Royal Navy’s most advanced submarine and sub-hunters go head-to-head
Prospective Royal Navy submarine commanders and trainee helicopter sub-hunters pitted their skills against each other during live exercises off the coast of Scotland.
The Navy’s most advanced submarine, an Astute-class hunter-killer – and its most potent adversary, a Merlin Mk2 helicopter – played cat and mouse to enhance the training and expertise of both.
The boat was hosting officers undergoing the final, sea-going phase of the intense and demanding Submarine Command-qualifying Course – known as ‘the Perisher’.
Successful candidates go on to become executive officers, the next step towards competing for command of their own boat.
The course, which has been running for 105 years, is world renowned as one of the most testing selection procedures in any military.
As well as prospective Royal Navy submarine commanders, officers from a variety of partner and allied navies have also undergone the training with successful candidates forming a small, elite international family of ‘Perishers’.
Stalking them above the water were trainee Merlin Mk2 helicopters pilots, observers and aircrew from the Fleet Air Arm.
While the submariners attempted to evade detection and carry out a series of missions, they were hunted by the helicopters above, armed with powerful dipping-sonar and sonobuoys, peppering Scottish waters and listening for the tell-tale sounds of a boat moving through the depths.

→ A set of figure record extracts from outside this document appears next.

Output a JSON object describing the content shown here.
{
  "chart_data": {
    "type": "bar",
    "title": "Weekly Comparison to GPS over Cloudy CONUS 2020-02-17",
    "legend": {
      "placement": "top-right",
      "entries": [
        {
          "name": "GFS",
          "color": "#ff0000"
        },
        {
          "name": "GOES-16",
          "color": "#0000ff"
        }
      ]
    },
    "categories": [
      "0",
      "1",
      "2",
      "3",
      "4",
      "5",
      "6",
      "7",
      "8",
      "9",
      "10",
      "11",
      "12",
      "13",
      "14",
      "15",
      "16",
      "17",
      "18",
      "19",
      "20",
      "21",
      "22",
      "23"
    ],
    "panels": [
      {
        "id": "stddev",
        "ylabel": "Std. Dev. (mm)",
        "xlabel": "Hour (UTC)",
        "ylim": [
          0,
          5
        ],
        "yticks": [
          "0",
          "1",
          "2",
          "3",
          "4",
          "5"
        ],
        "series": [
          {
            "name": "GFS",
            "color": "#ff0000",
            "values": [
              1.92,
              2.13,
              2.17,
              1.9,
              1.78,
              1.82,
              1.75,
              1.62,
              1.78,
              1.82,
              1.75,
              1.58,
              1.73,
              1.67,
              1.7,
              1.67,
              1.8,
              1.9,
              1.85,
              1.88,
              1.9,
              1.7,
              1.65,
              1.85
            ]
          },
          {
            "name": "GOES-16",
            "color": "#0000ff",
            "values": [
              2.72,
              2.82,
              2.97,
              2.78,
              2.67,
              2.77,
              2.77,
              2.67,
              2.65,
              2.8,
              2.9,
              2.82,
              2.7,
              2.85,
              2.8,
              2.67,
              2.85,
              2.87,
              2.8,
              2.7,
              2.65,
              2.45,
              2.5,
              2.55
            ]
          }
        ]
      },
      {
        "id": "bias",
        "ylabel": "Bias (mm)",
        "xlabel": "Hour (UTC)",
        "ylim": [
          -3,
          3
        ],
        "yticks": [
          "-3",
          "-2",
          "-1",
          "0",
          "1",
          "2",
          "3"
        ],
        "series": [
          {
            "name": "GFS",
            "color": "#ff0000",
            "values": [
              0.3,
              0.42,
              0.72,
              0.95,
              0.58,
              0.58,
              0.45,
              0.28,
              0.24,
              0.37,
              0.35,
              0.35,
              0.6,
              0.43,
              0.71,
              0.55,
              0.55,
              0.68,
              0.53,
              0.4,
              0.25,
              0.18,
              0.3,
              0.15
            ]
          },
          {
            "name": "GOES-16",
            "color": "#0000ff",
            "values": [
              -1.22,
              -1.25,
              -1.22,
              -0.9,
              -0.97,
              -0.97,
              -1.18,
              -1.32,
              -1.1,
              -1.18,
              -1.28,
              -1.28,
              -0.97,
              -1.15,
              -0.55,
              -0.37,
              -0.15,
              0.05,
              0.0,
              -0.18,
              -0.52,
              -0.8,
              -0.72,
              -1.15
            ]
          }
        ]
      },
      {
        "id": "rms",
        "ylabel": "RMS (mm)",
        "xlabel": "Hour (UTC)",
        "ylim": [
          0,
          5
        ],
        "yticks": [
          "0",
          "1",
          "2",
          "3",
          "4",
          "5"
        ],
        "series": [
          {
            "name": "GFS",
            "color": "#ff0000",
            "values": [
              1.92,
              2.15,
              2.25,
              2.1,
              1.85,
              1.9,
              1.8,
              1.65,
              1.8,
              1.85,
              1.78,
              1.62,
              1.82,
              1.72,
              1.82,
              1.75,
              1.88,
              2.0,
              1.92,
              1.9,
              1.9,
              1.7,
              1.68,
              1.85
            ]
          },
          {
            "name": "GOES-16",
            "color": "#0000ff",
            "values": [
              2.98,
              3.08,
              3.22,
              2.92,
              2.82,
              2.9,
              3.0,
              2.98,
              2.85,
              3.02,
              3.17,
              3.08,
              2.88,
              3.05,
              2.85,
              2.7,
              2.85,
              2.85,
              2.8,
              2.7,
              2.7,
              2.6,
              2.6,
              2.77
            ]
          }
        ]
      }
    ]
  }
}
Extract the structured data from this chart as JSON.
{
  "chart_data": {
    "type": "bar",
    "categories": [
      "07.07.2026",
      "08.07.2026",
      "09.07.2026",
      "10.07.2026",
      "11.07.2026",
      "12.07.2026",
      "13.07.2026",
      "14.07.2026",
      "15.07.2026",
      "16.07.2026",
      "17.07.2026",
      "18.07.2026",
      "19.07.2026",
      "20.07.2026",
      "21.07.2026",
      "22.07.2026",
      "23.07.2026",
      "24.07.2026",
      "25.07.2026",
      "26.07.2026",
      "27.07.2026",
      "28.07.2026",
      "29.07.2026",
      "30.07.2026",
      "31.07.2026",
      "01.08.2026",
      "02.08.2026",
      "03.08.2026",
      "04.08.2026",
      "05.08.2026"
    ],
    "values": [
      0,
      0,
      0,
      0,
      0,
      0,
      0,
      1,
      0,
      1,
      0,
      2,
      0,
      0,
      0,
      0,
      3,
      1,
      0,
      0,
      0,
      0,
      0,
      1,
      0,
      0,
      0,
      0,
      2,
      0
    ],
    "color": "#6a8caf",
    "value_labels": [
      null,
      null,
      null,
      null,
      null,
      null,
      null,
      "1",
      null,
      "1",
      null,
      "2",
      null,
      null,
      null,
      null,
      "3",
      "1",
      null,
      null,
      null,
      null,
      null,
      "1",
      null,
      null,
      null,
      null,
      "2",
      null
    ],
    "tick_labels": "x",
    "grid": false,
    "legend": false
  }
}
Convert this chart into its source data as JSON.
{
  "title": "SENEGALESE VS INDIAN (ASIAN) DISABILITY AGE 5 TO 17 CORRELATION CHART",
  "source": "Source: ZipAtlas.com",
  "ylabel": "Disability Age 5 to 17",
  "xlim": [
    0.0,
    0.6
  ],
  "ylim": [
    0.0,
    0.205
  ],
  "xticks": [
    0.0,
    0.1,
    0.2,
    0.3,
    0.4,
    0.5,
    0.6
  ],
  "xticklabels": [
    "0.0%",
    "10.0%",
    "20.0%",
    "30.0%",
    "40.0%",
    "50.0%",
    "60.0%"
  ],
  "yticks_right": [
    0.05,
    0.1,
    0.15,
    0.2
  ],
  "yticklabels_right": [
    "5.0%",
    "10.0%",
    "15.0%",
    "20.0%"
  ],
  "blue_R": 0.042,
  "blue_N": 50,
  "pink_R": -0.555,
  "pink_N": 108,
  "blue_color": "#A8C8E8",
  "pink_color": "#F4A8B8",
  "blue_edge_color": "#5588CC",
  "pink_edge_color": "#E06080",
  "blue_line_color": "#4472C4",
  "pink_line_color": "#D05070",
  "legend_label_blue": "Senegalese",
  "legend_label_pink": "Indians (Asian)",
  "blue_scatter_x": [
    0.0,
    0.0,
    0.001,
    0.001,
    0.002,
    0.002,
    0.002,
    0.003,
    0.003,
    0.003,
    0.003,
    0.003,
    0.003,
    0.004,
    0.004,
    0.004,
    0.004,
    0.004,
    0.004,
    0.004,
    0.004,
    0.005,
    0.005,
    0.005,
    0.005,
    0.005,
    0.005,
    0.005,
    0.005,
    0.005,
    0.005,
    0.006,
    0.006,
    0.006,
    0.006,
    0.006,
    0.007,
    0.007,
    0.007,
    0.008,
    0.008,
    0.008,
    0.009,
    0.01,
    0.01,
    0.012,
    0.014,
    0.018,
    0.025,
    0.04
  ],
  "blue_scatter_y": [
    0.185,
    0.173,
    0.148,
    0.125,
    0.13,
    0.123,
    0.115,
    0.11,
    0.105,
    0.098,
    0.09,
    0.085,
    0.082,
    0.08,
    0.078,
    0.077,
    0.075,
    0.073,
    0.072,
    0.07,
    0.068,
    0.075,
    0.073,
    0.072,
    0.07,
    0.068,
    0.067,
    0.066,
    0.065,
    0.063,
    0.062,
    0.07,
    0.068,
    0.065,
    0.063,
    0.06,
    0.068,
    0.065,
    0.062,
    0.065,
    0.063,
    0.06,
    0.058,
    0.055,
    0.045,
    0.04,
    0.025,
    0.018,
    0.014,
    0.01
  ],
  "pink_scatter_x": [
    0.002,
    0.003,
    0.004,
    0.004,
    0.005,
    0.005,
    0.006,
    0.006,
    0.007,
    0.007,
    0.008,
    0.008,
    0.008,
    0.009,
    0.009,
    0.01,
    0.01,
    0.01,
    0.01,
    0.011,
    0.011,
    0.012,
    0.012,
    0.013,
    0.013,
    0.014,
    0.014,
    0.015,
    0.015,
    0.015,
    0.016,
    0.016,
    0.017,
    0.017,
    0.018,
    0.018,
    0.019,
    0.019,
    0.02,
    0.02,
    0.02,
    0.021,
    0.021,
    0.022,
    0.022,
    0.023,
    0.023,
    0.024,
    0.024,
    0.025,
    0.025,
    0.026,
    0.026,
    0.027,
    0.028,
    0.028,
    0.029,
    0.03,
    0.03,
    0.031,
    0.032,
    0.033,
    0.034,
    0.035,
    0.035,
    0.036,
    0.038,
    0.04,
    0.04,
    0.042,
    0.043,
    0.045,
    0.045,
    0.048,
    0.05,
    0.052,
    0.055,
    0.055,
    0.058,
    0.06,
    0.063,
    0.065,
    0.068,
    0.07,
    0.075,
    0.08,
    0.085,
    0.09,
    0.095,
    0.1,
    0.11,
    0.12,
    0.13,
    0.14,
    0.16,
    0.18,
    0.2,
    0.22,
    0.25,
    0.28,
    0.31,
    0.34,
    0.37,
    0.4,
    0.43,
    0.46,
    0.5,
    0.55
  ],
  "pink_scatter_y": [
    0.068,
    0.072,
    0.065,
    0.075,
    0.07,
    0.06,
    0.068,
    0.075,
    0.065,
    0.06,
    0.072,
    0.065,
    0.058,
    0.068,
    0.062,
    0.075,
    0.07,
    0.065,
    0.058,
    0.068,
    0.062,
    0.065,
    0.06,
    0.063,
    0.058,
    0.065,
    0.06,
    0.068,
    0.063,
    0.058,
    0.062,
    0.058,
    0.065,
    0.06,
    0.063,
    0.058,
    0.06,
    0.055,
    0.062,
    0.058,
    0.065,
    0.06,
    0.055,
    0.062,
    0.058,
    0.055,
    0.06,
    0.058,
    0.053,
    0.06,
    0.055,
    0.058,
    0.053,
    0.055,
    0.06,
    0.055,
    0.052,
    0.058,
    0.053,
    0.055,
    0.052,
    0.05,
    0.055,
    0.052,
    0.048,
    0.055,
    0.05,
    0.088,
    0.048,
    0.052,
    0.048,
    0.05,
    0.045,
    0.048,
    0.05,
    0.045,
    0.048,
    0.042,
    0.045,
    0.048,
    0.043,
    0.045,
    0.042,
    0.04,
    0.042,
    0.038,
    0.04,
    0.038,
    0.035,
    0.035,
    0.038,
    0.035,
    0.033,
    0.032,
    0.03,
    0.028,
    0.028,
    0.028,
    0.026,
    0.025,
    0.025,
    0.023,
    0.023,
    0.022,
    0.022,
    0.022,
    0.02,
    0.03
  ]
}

“We took 12 trainees and two aircraft from our base at RNAS Culdrose to HMS Gannet at Prestwick for a week of live anti-submarine warfare exercises,” explained Commander James Taylor, Commanding Officer of the Merlin training unit 824 Naval Air Squadron.
“For the trainees, this is the culmination of a long and demanding flying training pipeline. Having learnt how to fly and safely operate the aircraft as individuals, the detachment made them work together as a crew, to fight the Merlin Mk2 against live submarines.
“They’ve spent countless hours in the simulators and flying training sorties, but this short, sharp period has taken their experience to a new level.
“Operating in an unpredictable environment forces them to deal with a myriad of real-world challenges – not least the changeable Scottish weather – having to constantly think on their feet and adapt their plans.
“None of our trainees had worked with a real submarine before. To pit themselves against the finest in the Submarine Service pushes them to become the Royal Navy’s elite sub-hunters.”
The aircrews also practised secondary roles in their capacity as maritime patrol aircraft, such as winching personnel to and from a boat at sea.
Successful aircrew will qualify for service with the frontline squadrons, either protecting the UK’s submarines or defending the Royal Navy’s aircraft carriers from underwater threats.